C. Presence of antiphospholipid antibodies
VI. Management
A. Immediate consultation with an ophthalmologist
B. Intermittent digital massage of the anterior chamber by gentle pressure over the eyelid may be sight-saving. If an embolus can be dislodged, retinal ischemia can be relieved.
C. Consider rebreathing CO2 per air-tight mask or bag to decrease alkalosis.
D. Consider IV anticoagulant (e.g., heparin, 10,000 units)
E. Treatment of underlying comorbidities such as carotid and cardiac disease causing emboli, hypertension, migraine, oral contraceptive use, thrombophilia, and so forth
GLAUCOMA
I. Definition
A. Disorder of progressive visual loss.
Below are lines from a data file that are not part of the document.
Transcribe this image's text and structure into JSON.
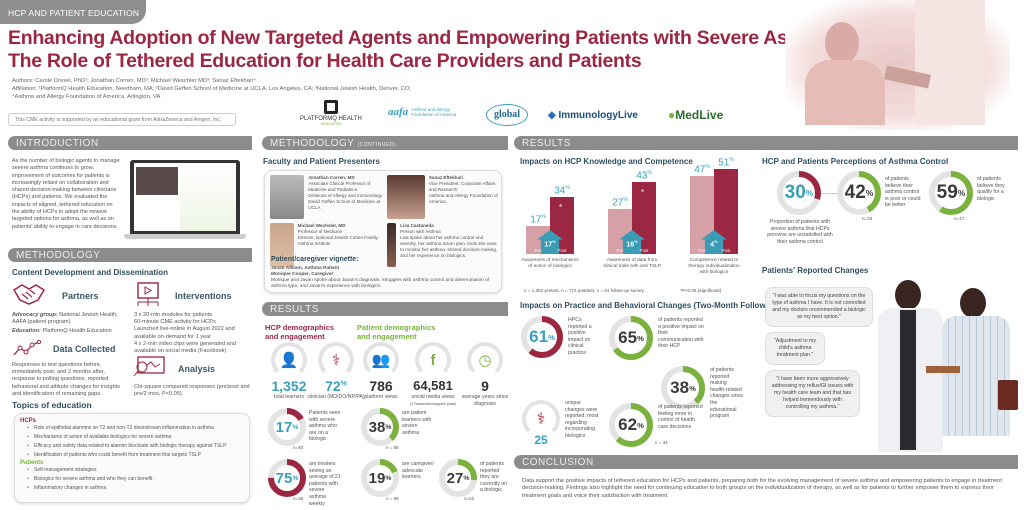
{
  "header": {
    "tag": "HCP AND PATIENT EDUCATION",
    "title_line1": "Enhancing Adoption of New Targeted Agents and Empowering Patients with Severe Asthma:",
    "title_line2": "The Role of Tethered Education for Health Care Providers and Patients",
    "authors": "Authors: Carole Drexel, PhD¹; Jonathan Corren, MD²; Michael Weschler MD³; Sanaz Eftekhari⁴",
    "affiliation": "Affiliation: ¹PlatformQ Health Education, Needham, MA; ²David Geffen School of Medicine at UCLA, Los Angeles, CA; ³National Jewish Health, Denver, CO;",
    "affiliation2": "⁴Asthma and Allergy Foundation of America, Arlington, VA",
    "support": "This CME activity is supported by an educational grant from AstraZeneca and Amgen, Inc.",
    "logos": [
      "PLATFORMQ HEALTH",
      "Asthma and Allergy Foundation of America",
      "global",
      "ImmunologyLive",
      "MedLive"
    ],
    "logo_sub": "EDUCATION"
  },
  "colors": {
    "maroon": "#9b2743",
    "teal": "#3aa0b8",
    "green": "#7ab23d",
    "gray": "#8c8c8c"
  },
  "intro": {
    "heading": "INTRODUCTION",
    "text": "As the number of biologic agents to manage severe asthma continues to grow, improvement of outcomes for patients is increasingly reliant on collaboration and shared decision-making between clinicians (HCPs) and patients. We evaluated the impacts of aligned, tethered education on the ability of HCPs to adopt the newest targeted options for asthma, as well as on patients' ability to engage in care decisions."
  },
  "methodology": {
    "heading": "METHODOLOGY",
    "subheading": "Content Development and Dissemination",
    "partners": {
      "label": "Partners",
      "l1b": "Advocacy group:",
      "l1": " National Jewish Health; AAFA (patient program)",
      "l2b": "Education:",
      "l2": " PlatformQ Health Education"
    },
    "interventions": {
      "label": "Interventions",
      "lines": [
        "3 x 20-min modules for patients",
        "60-minute CME activity for HCPs",
        "Launched live-online in August 2022 and available on-demand for 1 year",
        "4 x 2-min video clips were generated and available on social media (Facebook)"
      ]
    },
    "data_collected": {
      "label": "Data Collected",
      "text": "Responses to test questions before, immediately post, and 2 months after, response to polling questions, reported behavioral and attitude changes for insights and identification of remaining gaps."
    },
    "analysis": {
      "label": "Analysis",
      "text": "Chi-square compared responses (pre/post and pre/2 mos, P<0.05)."
    },
    "topics": {
      "heading": "Topics of education",
      "hcp_label": "HCPs",
      "hcp": [
        "Role of epithelial alarmins on T2 and non-T2 downstream inflammation in asthma",
        "Mechanisms of action of available biologics for severe asthma",
        "Efficacy and safety data related to alarmin blockade with biologic therapy against TSLP",
        "Identification of patients who could benefit from treatment that targets TSLP"
      ],
      "patients_label": "Patients",
      "patients": [
        "Self-management strategies",
        "Biologics for severe asthma and who they can benefit",
        "Inflammatory changes in asthma"
      ]
    }
  },
  "method_cont": {
    "heading": "METHODOLOGY",
    "heading_small": "(CONTINUED)",
    "subheading": "Faculty and Patient Presenters",
    "faculty": [
      {
        "name": "Jonathan Corren, MD",
        "lines": [
          "Associate Clinical Professor of Medicine and Pediatrics",
          "Divisions of Allergy and Immunology",
          "David Geffen School of Medicine at UCLA"
        ]
      },
      {
        "name": "Sanaz Eftekhari",
        "lines": [
          "Vice President, Corporate Affairs and Research",
          "Asthma and Allergy Foundation of America"
        ]
      },
      {
        "name": "Michael Wechsler, MD",
        "lines": [
          "Professor of Medicine",
          "Director, National Jewish Cohen Family Asthma Institute"
        ]
      },
      {
        "name": "Lisa Castaneda",
        "lines": [
          "Person with Asthma",
          "Lisa spoke about her asthma control and severity, her asthma action plan, tools she uses to monitor her asthma, shared decision-making, and her experience on biologics."
        ]
      }
    ],
    "vignette_title": "Patient/caregiver vignette:",
    "vignette_names": [
      "Javan Allison, Asthma Patient",
      "Monique Cooper, Caregiver"
    ],
    "vignette_text": "Monique and Javan spoke about Javan's diagnosis, struggles with asthma control and determination of asthma type, and Javan's experience with biologics."
  },
  "results_left": {
    "heading": "RESULTS",
    "hcp_title": "HCP demographics and engagement",
    "patient_title": "Patient demographics and engagement",
    "stats": [
      {
        "value": "1,352",
        "label": "total learners",
        "icon": "person-icon"
      },
      {
        "value": "72",
        "unit": "%",
        "label": "clinician (MD/DO/NP/PA)",
        "icon": "doctor-icon"
      },
      {
        "value": "786",
        "label": "platform views",
        "icon": "group-icon"
      },
      {
        "value": "64,581",
        "label": "social media views",
        "note": "(4 Facebook/Instagram posts)",
        "icon": "laptop-facebook-icon"
      },
      {
        "value": "9",
        "label": "average years since diagnosis",
        "icon": "clock-icon"
      }
    ],
    "donuts": [
      {
        "pct": 17,
        "text": "Patients seen with severe asthma who are on a biologic",
        "n": "n=40",
        "color": "maroon",
        "numcolor": "teal"
      },
      {
        "pct": 38,
        "text": "are patient learners with severe asthma",
        "n": "n = 58",
        "color": "green",
        "numcolor": "dark"
      },
      {
        "pct": 75,
        "text": "are treaters seeing an average of 21 patients with severe asthma weekly",
        "n": "n=36",
        "color": "maroon",
        "numcolor": "teal"
      },
      {
        "pct": 19,
        "text": "are caregiver/ advocate learners",
        "n": "n = 58",
        "color": "green",
        "numcolor": "dark"
      },
      {
        "pct": 27,
        "text": "of patients reported they are currently on a biologic",
        "n": "n=22",
        "color": "green",
        "numcolor": "dark"
      }
    ]
  },
  "results_right": {
    "heading": "RESULTS",
    "knowledge": {
      "title": "Impacts on HCP Knowledge and Competence",
      "chart_data": {
        "type": "bar",
        "categories": [
          "Awareness of mechanisms of action of biologics",
          "Awareness of data from clinical trials with anti TSLP",
          "Competence related to therapy individualization with biologics"
        ],
        "series": [
          {
            "name": "Pre",
            "values": [
              17,
              27,
              47
            ]
          },
          {
            "name": "Post",
            "values": [
              34,
              43,
              51
            ]
          }
        ],
        "increase": [
          17,
          16,
          4
        ],
        "significant": [
          true,
          true,
          false
        ],
        "unit": "%",
        "ylim": [
          0,
          60
        ]
      },
      "pre_label": "Pre",
      "post_label": "Post",
      "increase_label": "increase",
      "star": "*",
      "footnote": "n = 1,352 pretest, n = 773 posttest, n = 61 follow-up survey",
      "sig_note": "*P<0.05 (significant)"
    },
    "practice": {
      "title": "Impacts on Practice and Behavioral Changes (Two-Month Follow Up)",
      "donuts": [
        {
          "pct": 61,
          "text": "HPCs reported a positive impact on clinical practice",
          "color": "maroon",
          "numcolor": "teal"
        },
        {
          "pct": 65,
          "text": "of patients reported a positive impact on their communication with their HCP",
          "color": "green",
          "numcolor": "dark"
        },
        {
          "pct": 38,
          "text": "of patients reported making health-related changes since the educational program",
          "color": "green",
          "numcolor": "dark"
        },
        {
          "pct": 62,
          "text": "of patients reported feeling more in control of health care decisions",
          "color": "green",
          "numcolor": "dark"
        }
      ],
      "unique_value": "25",
      "unique_text": "unique changes were reported, most regarding incorporating biologics",
      "n": "n = 34"
    },
    "perceptions": {
      "title": "HCP and Patients Perceptions of Asthma Control",
      "donuts": [
        {
          "pct": 30,
          "text": "Proportion of patients with severe asthma that HCPs perceive are unsatisfied with their asthma control",
          "color": "maroon",
          "numcolor": "teal"
        },
        {
          "pct": 42,
          "text": "of patients believe their asthma control is poor or could be better",
          "n": "n=33",
          "color": "green",
          "numcolor": "dark"
        },
        {
          "pct": 59,
          "text": "of patients believe they qualify for a biologic",
          "n": "n=17",
          "color": "green",
          "numcolor": "dark"
        }
      ]
    },
    "changes": {
      "title": "Patients' Reported Changes",
      "quotes": [
        "\"I was able to focus my questions on the type of asthma I have. It is not controlled and my doctors recommended a biologic as my best option.\"",
        "\"Adjustment to my child's asthma treatment plan.\"",
        "\"I have been more aggressively addressing my reflux/GI issues with my health care team and that has helped tremendously with controlling my asthma.\""
      ]
    }
  },
  "conclusion": {
    "heading": "CONCLUSION",
    "text": "Data support the positive impacts of tethered education for HCPs and patients, preparing both for the evolving management of severe asthma and empowering patients to engage in treatment decision-making. Findings also highlight the need for continuing education to both groups on the individualization of therapy, as well as for patients to further empower them to express their treatment goals and voice their satisfaction with treatment."
  }
}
Typically, peripheral vision decreases first.
B. Often caused by increased intraocular pressure that leads to partial or complete blindness
II. Etiology/incidence/predisposing factors
A. Primarily of two types
1. Chronic open-angle (wide) (most common) or
2. Acute or chronic closed-angle (narrow)
B. Primary open-angle glaucoma accounts for nearly two thirds of all cases.
C. Two other types exist:
1. Congenital glaucoma (primary)
2. Secondary or induced glaucoma, resulting from
a. Prolonged steroid use
b. Uveitis
c. Cataracts
d. Tumor
e. Trauma
D. Obstruction of the outflow of aqueous humor from the ciliary body through the trabecula and the canal of Schlemm produces increased intraocular pressure, which leads to atrophy of the optic nerve head.
E. Affects approximately 2% of the population
III. Subjective findings
A. In open-angle glaucoma, visual changes occur slowly, with decreasing peripheral vision noted over time.
1. Photophobia and visual blurring may occur.
2. Headache and halos around lights are atypical, although a unilateral headache in conjunction with visual changes on the same side as the headache may occur.
B. In secondary glaucoma, such as occurs with ophthalmic corticosteroid use, elevated intraocular pressure may be produced in just 2 weeks.
C. In acute closed-angle glaucoma, symptoms develop rapidly.
1. The patient complains of intense eye pain and visual disturbances (halos around lights), with nausea and vomiting.
2. Note: Although pain is common with closed-angle glaucoma, painless variants may be distinguished only by a fixed pupil.
IV. Physical examination findings
A. Inspect for external signs such as redness, tearing, lid deformities, proptosis, or ptosis, and for corneal clouding.
B. A “hard eye” may be palpated in acute glaucoma.
C. Observe changes in pupillary response, reactivity, symmetry, and accommodation.